RHM Estates v. Hampshire

*44OPINION OF THE COURT

Per Curiam.

Final judgment entered July 7, 2003 reversed, without costs, and finad judgment of possession is awarded to petitioner.

Based upon the evidence adduced at trial and in the exercise of our authority to render the judgment warranted by the facts (see Northern Westchester Professional Park Assoc. v Town of Bedford, 60 NY2d 492, 499 [1983]), we conclude that respondent Hampshire’s relationship to the elderly tenant was that of a close friend and roommate not characterized by the requisite “emotional and financial commitment and interdependence” connoting a family relationship for housing succession purposes (see Braschi v Stahl Assoc. Co., 74 NY2d 201, 211 [1989]; Rent Stabilization Code [9 NYCRR] § 2520.6 [o] [2]). Aside from evidence indicating that respondent slept in a “little room” adjacent to the kitchen of the tenant’s “railroad”-type apartment, ate breakfast with the tenant, and at times “shlepp[ed]” items up and down the stairs, the thin trial record offers little insight as to the nature or continuity of respondent’s use of the apartment or the type of household activities that he shared with the tenant. That respondent and the tenant had “similar sensibilities,” socialized and spent some holidays together with mutual friends are factors which, without more, do not demonstrate a family-type, as opposed to a close friend and roommate relationship, particularly given the candid testimony of one of respondent’s own witnesses that the relationship was “a very close friendship . . . almost like a best friend relationship.”

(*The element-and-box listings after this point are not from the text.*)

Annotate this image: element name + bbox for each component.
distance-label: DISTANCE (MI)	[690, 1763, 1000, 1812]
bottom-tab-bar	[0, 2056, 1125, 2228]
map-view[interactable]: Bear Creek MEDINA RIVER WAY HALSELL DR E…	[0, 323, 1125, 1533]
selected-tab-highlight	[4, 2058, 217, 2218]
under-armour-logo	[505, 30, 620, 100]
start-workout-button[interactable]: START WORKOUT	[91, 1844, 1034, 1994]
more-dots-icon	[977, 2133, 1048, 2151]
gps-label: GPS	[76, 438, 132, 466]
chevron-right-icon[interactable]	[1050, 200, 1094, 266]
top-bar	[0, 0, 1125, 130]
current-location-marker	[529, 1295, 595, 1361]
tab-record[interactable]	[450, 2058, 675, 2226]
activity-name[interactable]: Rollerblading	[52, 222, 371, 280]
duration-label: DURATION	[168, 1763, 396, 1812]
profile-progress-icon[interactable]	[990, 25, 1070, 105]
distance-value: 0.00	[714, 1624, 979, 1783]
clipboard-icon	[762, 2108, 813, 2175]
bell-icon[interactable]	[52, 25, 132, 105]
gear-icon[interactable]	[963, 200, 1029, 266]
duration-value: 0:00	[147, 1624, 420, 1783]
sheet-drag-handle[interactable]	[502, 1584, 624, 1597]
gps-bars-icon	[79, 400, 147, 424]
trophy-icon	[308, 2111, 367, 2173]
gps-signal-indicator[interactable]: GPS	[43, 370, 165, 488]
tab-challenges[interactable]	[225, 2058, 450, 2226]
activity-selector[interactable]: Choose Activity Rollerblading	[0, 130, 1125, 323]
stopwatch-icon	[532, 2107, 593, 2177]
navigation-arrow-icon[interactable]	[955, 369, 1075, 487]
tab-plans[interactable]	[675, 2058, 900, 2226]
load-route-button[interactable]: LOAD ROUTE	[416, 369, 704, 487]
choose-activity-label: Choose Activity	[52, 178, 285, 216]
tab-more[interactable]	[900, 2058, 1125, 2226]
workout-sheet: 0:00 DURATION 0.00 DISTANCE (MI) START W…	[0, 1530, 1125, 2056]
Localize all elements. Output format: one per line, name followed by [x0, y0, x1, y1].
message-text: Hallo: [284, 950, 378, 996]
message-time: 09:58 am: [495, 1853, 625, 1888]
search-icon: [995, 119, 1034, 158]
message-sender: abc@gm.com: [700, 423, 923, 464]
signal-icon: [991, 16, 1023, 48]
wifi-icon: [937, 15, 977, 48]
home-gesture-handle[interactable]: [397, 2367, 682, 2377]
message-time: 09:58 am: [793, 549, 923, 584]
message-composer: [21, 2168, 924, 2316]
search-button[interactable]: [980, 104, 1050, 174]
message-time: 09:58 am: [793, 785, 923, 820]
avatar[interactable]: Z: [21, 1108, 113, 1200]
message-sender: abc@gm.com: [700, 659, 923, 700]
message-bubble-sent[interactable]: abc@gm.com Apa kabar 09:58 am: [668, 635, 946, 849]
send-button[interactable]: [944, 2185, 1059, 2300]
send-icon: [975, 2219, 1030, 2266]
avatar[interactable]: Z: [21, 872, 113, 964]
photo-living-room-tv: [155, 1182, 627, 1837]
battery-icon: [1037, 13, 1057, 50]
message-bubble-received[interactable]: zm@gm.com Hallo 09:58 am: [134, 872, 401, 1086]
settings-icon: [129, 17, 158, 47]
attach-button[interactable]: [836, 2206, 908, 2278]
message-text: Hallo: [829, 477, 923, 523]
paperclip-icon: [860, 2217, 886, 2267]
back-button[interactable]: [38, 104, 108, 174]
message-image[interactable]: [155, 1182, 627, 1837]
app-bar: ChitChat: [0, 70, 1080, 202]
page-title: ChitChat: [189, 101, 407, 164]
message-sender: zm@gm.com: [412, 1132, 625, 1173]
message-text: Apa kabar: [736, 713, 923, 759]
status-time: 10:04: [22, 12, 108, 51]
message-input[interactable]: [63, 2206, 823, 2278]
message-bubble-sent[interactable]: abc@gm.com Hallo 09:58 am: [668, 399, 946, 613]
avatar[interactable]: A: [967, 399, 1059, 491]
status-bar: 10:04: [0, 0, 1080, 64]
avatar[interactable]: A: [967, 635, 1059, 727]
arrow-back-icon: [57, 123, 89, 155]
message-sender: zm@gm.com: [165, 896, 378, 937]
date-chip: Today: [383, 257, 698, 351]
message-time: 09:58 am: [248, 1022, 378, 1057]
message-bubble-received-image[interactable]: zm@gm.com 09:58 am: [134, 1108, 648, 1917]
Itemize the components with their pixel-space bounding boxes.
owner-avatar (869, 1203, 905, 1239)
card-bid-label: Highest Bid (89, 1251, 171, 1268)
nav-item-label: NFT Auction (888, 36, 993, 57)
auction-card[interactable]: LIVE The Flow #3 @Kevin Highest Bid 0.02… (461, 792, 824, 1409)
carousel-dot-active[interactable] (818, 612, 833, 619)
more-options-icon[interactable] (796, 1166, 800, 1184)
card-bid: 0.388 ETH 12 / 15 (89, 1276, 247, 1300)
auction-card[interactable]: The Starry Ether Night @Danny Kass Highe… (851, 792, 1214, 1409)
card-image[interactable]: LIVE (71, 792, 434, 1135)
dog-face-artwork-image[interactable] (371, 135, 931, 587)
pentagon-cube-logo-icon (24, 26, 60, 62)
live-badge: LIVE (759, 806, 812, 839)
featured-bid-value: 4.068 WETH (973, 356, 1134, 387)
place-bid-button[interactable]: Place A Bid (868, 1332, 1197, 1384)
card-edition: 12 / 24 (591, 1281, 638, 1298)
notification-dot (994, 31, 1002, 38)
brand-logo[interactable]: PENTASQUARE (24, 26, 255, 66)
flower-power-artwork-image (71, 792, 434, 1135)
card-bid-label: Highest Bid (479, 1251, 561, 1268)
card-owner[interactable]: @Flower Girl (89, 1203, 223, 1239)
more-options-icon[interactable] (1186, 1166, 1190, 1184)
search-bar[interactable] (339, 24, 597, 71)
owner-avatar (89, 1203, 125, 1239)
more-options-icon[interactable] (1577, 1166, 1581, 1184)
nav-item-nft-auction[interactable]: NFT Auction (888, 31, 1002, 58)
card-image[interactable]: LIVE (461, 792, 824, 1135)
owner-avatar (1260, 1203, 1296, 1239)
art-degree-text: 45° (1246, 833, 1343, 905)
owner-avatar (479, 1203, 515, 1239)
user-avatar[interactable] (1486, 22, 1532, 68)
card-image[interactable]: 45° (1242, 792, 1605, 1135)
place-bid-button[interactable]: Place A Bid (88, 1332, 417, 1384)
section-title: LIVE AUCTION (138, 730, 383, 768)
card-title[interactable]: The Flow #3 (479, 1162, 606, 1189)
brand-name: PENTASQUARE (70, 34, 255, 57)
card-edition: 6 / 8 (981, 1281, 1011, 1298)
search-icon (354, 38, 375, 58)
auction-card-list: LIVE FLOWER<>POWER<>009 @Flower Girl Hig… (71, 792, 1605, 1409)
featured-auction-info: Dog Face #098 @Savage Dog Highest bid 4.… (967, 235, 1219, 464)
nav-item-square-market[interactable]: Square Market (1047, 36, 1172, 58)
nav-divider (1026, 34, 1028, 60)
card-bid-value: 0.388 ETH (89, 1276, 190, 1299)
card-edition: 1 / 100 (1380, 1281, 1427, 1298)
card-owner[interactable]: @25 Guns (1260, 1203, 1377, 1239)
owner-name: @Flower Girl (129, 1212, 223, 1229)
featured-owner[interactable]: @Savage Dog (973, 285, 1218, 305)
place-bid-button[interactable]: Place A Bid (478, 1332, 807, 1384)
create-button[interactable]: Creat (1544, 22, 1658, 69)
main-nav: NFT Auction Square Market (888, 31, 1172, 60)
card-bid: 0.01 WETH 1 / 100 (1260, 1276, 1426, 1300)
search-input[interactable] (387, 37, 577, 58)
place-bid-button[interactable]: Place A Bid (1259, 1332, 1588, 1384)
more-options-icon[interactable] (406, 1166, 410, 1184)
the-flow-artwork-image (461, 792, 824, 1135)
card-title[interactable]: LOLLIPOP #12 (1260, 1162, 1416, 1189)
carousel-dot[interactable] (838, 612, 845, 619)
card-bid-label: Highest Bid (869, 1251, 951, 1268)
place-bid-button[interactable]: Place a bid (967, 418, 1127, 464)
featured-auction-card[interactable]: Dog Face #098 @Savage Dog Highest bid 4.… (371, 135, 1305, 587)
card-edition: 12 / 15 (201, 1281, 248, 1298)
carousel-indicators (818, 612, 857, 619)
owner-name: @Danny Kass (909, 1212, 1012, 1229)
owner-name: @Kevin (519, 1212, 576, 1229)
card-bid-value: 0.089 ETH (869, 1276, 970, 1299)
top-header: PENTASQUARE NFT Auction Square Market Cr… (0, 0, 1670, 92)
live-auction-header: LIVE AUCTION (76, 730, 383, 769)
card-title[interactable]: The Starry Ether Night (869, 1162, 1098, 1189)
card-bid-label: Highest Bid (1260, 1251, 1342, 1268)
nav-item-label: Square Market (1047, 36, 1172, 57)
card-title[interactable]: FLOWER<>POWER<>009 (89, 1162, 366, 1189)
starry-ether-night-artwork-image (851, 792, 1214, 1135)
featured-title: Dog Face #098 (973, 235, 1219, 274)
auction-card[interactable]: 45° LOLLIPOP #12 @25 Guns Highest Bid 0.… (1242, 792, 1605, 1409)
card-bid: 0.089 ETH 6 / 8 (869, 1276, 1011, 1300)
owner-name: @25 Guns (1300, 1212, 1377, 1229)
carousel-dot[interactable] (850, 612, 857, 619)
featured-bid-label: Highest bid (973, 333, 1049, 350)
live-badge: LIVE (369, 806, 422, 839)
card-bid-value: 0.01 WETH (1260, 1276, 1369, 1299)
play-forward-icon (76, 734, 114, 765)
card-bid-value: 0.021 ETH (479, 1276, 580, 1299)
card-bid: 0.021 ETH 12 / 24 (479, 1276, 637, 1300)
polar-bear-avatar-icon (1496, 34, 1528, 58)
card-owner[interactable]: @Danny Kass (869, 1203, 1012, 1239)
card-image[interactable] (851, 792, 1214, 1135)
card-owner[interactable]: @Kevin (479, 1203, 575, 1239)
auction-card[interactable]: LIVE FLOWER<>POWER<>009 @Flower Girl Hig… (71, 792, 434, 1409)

Also lacking was any record showing that respondent and the tenant intermingled their finances, formalized legal obligations or jointly owned property (see, GSL Enters. v Lopez, 239 AD2d 122 [1997]; Seminole Realty Co. v Greenbaum, 209 AD2d 345 [1994], lv dismissed 85 NY2d 922 [1995]). The requisite showing of familial, financial commitment is not found in respondent’s vague testimony that the tenant financially supported his career as an artist and would “wire” and “send” respondent unspecified amounts of money on an unspecified number of occasions.

On this record, respondent failed to meet his “affirmative obligation” of establishing succession rights to the rent-stabilized apartment as a nontraditional family member of the deceased tenant (Rent Stabilization Code [9 NYCRR] § 2523.5 [e]).

McCooe, J.E, Davis and Gangel-Jacob, JJ., concur.